Verdict = dispensable | ok | vaut le coup ! | énormissime

 

Note(s)

  1. ^ Présentation du magasin Steam.

 

Galerie d’images

01
L’image est étrangement floue, pixellisée, de mauvaise qualité. Particulièrement en mouvement je crois. Je ne sais pas dire si c’est la faute de la couche de compatibilité Proton ou le vidéogiciel juste mal fichu… On notera que les développeurs ont opté pour une distorsion de l’écran qui rappelle celle d’un téléviseur cathodique.
02
La jeune fille à la perle, version possédée (ou le cri de Munch). J’ai pensé que c’était une démonstration de pouvoir démoniaque exagérée, dans le sens où si un démon est capable de transformer un objet à sa guise, bah de quoi n’est-il pas capable en fait ? Tout alors peut arriver, on est à sa merci.

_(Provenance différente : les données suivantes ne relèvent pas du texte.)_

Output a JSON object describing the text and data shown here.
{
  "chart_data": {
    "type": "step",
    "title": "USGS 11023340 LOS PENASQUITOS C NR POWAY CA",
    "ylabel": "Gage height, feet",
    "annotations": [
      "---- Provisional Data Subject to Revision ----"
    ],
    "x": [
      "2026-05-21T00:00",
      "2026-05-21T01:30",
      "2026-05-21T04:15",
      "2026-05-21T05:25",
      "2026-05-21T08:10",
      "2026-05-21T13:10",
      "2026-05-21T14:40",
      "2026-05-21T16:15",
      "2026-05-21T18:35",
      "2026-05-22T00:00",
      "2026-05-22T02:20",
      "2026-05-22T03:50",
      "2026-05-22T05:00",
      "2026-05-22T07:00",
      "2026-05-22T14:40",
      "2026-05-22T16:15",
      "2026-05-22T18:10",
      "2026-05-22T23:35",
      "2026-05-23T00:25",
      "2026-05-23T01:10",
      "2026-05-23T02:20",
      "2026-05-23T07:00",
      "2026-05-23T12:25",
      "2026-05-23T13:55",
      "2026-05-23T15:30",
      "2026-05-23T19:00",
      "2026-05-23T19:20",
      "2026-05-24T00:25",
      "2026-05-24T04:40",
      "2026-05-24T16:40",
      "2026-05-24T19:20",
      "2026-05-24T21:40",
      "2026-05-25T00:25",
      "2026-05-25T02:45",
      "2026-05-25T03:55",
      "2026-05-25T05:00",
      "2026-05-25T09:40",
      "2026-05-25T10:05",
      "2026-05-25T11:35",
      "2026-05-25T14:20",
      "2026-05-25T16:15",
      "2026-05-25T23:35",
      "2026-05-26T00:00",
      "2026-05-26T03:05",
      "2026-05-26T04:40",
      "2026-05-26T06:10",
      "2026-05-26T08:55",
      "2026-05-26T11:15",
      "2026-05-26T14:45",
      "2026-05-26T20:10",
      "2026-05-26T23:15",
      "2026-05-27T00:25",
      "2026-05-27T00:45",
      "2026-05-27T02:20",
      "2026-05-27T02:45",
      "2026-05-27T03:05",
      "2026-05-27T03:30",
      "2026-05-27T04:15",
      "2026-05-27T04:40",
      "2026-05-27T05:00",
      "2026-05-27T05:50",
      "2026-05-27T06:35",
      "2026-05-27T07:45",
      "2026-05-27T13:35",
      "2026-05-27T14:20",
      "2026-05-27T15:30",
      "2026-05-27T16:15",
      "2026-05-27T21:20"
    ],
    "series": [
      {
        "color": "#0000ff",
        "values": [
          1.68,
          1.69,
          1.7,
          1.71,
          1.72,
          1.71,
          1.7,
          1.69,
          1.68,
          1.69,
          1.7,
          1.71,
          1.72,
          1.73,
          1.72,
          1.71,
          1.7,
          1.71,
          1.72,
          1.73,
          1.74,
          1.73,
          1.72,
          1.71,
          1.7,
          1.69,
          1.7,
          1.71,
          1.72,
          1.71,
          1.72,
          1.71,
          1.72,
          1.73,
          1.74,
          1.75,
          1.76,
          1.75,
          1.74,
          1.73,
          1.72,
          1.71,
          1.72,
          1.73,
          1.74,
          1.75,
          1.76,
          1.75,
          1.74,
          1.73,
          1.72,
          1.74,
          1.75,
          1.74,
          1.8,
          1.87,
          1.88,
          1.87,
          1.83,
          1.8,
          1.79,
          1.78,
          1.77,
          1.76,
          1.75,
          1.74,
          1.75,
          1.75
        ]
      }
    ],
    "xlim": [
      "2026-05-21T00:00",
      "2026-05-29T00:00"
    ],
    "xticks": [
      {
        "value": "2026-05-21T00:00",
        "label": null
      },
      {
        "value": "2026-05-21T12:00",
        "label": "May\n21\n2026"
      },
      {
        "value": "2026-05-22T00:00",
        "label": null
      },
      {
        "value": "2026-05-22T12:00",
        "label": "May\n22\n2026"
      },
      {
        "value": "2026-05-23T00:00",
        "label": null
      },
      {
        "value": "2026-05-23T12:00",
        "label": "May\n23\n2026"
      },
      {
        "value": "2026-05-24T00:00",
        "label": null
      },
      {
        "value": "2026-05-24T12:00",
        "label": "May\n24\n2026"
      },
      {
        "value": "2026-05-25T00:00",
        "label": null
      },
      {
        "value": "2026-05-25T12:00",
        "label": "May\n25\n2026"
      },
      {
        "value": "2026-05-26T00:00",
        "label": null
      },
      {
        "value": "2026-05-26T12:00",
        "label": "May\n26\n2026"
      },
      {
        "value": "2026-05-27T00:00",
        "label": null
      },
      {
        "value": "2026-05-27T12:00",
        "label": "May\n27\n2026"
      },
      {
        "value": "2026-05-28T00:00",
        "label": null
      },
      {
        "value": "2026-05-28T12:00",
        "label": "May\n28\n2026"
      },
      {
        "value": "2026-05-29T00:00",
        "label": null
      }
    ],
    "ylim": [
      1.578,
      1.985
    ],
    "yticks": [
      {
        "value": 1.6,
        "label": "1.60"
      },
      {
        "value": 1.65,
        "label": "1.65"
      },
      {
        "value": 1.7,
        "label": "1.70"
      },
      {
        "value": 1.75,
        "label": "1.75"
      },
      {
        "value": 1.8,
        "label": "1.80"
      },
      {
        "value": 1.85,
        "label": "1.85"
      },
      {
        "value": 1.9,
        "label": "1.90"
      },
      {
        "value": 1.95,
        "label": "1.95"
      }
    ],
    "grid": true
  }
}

L’affaire est pliée…
03
Bienvenue à la maison ! Punaise, j’adore cette ambiance !
04
Le cimetière, sa brume, ses tombes… Ses voitures glissantes comme des caisses à savon et au pare-chocs immatériel…
05
« Madame, euh… Madame ? Excusez-moi de vous demander pardon, je suis le gardien du cimetière et euh, en fait, on est fermé là maintenant… Mais euh bon faites comme vous voulez hein, je peux aussi retourner dans ma cabane… D’acord on fait comme ça, pas de souci… Non ne me suivez pas s’il vous plaît je suis gentil euh, je connais le chemin… »
06
Les images captées par les caméras de surveillance sont flippantes. Par contre, l’Anglais des développeurs laisse beaucoup à désirer : on dit « see you in Hell », pas « see you in the Hell » ! L’angoisse s’accompagne de rire.